Ephesians 6:4 calls parents to bring children up “in the training and instruction of the Lord.” This verse articulates the high calling for Christian parents to raise children not simply to help them be successful financially, socially, and physically, but to facilitate their spiritual growth.

To bring children up in the training and instruction of the Lord requires more than for parents to put one more item on their to-do list. It requires a rethinking of the kind of family culture that is bring created. The vision is to create a family culture that places Jesus Christ on center stage. Instead of making Jesus a semi-frequently used mascot for the family, Jesus should be at the center of family life.

In this post I will briefly examine three ways to cultivate a Christ-centered family culture.

Make Church a Priority

It is 100% true that God doesn’t live at the church. He is much bigger than any building or organization. But it is also 100% true that the New Testament knows nothing of Christians who are not committed to the local church. One of the key marks of a Christ-centered life is church involvement. So one of the key marks for a Christ-centered family culture is church commitment and involvement.

Kids are insightful. They pick up on the priorities and attitudes of their parents more than we might think they do. If the church is treated as an opt-in association that exists in order to bring helpful resources when we decide we want them, then our children will likely not see a deep need for the church. But if the church is treated as the family with whom we are walking with Jesus and living out his mission, then we set up our children to love and value the church.

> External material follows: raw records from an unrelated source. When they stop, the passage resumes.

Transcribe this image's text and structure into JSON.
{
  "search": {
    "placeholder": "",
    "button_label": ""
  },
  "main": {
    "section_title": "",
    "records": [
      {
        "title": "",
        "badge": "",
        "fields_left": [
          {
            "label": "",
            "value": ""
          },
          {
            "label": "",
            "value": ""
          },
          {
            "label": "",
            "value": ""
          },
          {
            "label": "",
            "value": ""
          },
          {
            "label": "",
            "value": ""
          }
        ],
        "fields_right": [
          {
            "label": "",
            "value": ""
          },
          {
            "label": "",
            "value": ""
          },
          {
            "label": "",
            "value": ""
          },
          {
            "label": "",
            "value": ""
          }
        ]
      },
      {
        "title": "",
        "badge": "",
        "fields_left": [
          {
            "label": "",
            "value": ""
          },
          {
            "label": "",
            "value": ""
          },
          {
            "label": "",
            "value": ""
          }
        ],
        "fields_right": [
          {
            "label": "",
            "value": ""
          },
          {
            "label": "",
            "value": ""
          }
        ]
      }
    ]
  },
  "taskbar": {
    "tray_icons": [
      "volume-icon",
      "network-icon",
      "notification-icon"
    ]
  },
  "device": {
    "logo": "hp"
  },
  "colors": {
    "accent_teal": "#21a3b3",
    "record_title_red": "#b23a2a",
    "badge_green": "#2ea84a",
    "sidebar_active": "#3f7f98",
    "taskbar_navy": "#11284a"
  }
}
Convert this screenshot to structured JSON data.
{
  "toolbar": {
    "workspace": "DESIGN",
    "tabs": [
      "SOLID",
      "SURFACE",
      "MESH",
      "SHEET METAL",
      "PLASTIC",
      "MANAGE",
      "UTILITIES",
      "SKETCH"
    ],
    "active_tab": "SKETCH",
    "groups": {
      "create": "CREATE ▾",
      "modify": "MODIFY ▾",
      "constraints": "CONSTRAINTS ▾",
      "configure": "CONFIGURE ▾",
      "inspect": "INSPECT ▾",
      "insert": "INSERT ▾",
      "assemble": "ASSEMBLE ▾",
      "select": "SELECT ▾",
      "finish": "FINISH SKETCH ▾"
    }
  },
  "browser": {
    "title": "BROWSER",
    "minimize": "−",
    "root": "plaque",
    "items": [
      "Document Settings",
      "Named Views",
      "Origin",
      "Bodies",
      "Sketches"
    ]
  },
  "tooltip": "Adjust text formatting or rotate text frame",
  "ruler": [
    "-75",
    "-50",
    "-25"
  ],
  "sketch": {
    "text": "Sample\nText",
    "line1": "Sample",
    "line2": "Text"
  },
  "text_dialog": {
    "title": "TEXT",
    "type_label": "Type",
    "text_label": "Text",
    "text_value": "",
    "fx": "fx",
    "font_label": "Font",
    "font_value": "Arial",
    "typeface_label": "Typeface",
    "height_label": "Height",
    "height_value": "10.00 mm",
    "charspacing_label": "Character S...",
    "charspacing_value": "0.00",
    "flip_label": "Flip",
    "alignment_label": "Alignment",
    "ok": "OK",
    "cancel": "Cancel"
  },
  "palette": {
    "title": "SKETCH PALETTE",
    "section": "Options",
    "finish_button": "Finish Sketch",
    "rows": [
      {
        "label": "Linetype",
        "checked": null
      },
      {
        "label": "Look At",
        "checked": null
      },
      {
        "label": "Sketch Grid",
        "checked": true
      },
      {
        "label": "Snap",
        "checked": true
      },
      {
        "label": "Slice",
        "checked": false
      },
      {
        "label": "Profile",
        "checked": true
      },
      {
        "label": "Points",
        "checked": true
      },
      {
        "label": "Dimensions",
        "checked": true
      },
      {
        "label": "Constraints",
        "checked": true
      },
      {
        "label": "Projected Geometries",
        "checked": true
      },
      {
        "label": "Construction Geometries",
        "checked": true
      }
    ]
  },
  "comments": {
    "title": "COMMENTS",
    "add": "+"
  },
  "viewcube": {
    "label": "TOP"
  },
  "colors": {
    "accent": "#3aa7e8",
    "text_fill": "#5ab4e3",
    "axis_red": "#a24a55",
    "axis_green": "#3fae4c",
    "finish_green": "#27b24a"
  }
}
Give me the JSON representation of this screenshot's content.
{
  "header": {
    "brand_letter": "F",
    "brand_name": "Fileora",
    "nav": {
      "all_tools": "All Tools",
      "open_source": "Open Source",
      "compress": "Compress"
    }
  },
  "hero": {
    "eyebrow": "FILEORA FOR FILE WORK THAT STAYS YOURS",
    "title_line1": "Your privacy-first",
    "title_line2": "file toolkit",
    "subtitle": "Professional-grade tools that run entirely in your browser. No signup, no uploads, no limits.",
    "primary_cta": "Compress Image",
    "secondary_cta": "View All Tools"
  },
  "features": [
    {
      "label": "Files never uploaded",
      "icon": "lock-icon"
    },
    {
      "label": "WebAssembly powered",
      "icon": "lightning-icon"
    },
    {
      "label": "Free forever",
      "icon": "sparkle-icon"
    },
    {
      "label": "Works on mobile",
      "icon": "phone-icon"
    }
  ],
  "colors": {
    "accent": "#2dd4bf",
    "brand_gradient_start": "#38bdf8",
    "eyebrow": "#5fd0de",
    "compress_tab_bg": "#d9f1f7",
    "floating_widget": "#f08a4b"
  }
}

Nobody has a perfect attendance record on Sunday mornings. And the goal is not to keep stats. But if Sunday church attendance is optional and occasional, this will communicate a low priority of the church to our children. It is worthwhile for those of us who are parents to pause and consider how many times we’ve attended Sunday services during the past three months. Our perception might be that we are committed to our church. But if we find that we are attending services only 1-2 times per month, this indicates that our commitment is low.

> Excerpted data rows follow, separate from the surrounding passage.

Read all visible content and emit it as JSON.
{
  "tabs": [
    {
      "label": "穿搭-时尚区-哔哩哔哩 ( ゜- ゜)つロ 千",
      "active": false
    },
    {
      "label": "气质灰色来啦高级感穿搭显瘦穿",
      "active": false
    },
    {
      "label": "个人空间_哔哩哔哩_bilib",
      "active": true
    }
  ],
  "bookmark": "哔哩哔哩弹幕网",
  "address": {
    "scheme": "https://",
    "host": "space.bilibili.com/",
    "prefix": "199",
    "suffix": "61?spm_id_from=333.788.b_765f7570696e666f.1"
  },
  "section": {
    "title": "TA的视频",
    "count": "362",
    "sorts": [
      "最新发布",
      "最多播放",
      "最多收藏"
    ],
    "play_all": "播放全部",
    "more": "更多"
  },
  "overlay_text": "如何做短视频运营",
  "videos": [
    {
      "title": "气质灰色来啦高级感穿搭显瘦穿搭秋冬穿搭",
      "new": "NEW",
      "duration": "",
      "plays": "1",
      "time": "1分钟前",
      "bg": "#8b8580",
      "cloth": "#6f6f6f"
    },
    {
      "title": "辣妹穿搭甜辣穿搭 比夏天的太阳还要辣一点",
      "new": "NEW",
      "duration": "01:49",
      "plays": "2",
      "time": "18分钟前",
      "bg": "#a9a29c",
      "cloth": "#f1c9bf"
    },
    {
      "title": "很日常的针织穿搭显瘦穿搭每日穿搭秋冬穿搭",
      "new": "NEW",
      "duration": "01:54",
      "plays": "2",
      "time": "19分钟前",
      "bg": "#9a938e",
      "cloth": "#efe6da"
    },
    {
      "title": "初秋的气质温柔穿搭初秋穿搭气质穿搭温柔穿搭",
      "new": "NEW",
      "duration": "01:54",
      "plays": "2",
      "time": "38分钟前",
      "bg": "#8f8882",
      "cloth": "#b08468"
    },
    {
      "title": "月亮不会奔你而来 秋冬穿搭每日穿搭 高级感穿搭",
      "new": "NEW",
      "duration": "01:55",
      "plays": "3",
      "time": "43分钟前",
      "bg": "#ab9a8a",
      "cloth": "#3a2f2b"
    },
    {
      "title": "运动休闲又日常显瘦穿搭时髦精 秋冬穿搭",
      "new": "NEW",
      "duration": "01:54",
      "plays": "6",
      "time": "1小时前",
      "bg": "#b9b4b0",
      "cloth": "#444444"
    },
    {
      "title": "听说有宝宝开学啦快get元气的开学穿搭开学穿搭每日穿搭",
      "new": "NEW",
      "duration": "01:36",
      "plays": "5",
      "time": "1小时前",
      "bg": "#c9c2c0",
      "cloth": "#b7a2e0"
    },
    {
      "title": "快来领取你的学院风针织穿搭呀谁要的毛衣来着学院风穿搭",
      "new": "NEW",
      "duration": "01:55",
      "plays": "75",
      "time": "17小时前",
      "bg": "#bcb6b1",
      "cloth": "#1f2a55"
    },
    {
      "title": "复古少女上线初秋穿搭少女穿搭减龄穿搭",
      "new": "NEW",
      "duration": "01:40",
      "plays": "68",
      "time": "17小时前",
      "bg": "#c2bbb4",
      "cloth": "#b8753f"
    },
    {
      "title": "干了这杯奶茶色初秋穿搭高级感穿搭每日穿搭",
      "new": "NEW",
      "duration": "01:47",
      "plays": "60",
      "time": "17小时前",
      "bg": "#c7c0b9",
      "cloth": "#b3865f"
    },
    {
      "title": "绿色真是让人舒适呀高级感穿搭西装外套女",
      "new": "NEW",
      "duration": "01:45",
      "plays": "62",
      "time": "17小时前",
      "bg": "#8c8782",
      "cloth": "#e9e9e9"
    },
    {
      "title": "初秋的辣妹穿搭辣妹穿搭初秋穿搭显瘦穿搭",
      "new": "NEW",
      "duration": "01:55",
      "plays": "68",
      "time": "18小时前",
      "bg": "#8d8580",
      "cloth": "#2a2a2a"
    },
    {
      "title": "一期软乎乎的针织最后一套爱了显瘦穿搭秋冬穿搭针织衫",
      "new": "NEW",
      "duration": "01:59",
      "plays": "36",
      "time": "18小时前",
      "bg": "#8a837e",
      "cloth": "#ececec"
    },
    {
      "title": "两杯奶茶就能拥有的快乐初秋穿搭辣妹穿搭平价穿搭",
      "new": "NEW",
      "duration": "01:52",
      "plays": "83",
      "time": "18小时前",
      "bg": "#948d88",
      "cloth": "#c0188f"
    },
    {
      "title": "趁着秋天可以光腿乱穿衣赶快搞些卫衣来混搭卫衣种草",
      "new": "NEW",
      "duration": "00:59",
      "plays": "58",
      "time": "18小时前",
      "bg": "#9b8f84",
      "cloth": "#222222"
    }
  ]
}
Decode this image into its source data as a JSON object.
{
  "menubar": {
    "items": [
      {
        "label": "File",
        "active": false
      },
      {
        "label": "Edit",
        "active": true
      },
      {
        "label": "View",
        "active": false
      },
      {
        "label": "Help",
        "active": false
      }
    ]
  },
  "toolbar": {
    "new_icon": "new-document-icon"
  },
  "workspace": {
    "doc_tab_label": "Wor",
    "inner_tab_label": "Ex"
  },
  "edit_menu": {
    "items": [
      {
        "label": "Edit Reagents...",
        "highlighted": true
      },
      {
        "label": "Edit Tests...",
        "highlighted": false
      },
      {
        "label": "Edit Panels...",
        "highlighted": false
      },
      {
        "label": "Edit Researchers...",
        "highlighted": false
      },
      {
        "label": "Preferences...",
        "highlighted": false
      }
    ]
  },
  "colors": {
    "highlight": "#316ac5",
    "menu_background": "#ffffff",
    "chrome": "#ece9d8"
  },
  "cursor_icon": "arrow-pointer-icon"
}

But attendance is just the starting point. Scripture teaches that each believer is given spiritual gifts for the good of the church family (1 Corinthians 12:7). Kids need to see their parents using their gifts (teaching Sunday school, serving as a greeter, helping with set-up, using musical gifts). And kids need to be encouraged to start serving and using their own gifts. While it may not be reasonable to think that a 4 year-old will be using their spiritual gifts to serve the church, a child of 12 or 13 is much more capable of this. Rather than expecting our children to suddenly have a vision for the serving the church family when they turn 18, we are wise to being encouraging our kids to use their gifts. It helps them to see that they matter to the church family and that they can see God work through them.

One last note. Consider how often you pray for your church family. Consider setting aside time to do this at least once per week. Consider spending time on Saturday night praying for the services that will take place the next day. Pray for God’s preparation for your own hearts and for God to work in the lives of those who will hear the Word of God.

Maximize Your Routine

Every family has routines. A morning routine might involve breakfast, getting dressed, and brushing teeth. And evening routine might involve dinner, story time, and (once again) brushing teeth. Not every family has dozens of rock-solid routines, but every family definitely has routines.

Since routines are a part of family life, we are wise if we use routines to place Jesus at the center of our family culture. In Deuteronomy 6:6-7 Moses writes to Jewish parents, “These commands that I give you today are to be on your hearts. Impress them on your children. Talk about them when you sit at home and when you walk along the road, when you lie down and when you get up.” Moses encourages the idea that parents would be teaching God’s commands to their children throughout the routines of the day.

Children are very responsive to routines. This presents challenges when we want to shake things up. But this also provides an advantage when we want to normalize a positive habit. Dinner time can become the time when you read from the Bible. Bedtime can be the time for prayer. The morning can be a time for Scripture memory or singing worship songs. Wisely consider how you can maximize routine as a way of impacting your family culture for Jesus.

One last note. Consider also your family mantras. What are they? Do you always say, “Work hard and it will pay off”? Good. But consider mantras that will overtly point them to Jesus. What if years from now your kids could say, “Mom and Dad would always tell me that I will never regret trusting Jesus,” or “Mom and Dad always used to say that God loves me not just when I behave well, but even when I fail him”? Don’t underestimate the impact of the phrases and sentences that you say over and over again.

Seek Out Community

It’s hard to eat healthy if everyone around you is scarfing down donuts and beer. But if you surround yourself with healthy people, eating well becomes much easier. 

It’s hard to place Jesus at the center of family life when you feel like you’re the only one doing this. But if you surround yourself with people who have those same priorities, you lessen the burden.

As you look to place Jesus at the center of your family culture, look for families who are working to do the same thing. Look for them in your small group, in your Bible study, and in casual conversations. Look for families who will reinforce to your kids what you are trying to teach them in your home. And look for other couples who will encourage you along the way as you look to place Jesus on center stage in your family.

And when you find those families, be willing to sacrifice other time commitments in order to prioritize them. Be willing to do fewer kid sports, fewer movie nights, and fewer music lessons. Even be willing to sacrifice a formal church activity. If you are involved in 3-4 Bible studies, be willing to give some of them up so that you have time to experience fellowship and togetherness with other families who are walking with Jesus.

One more note. If you’re having trouble finding families like this, make it a point of daily prayer that God will bring these people into your life.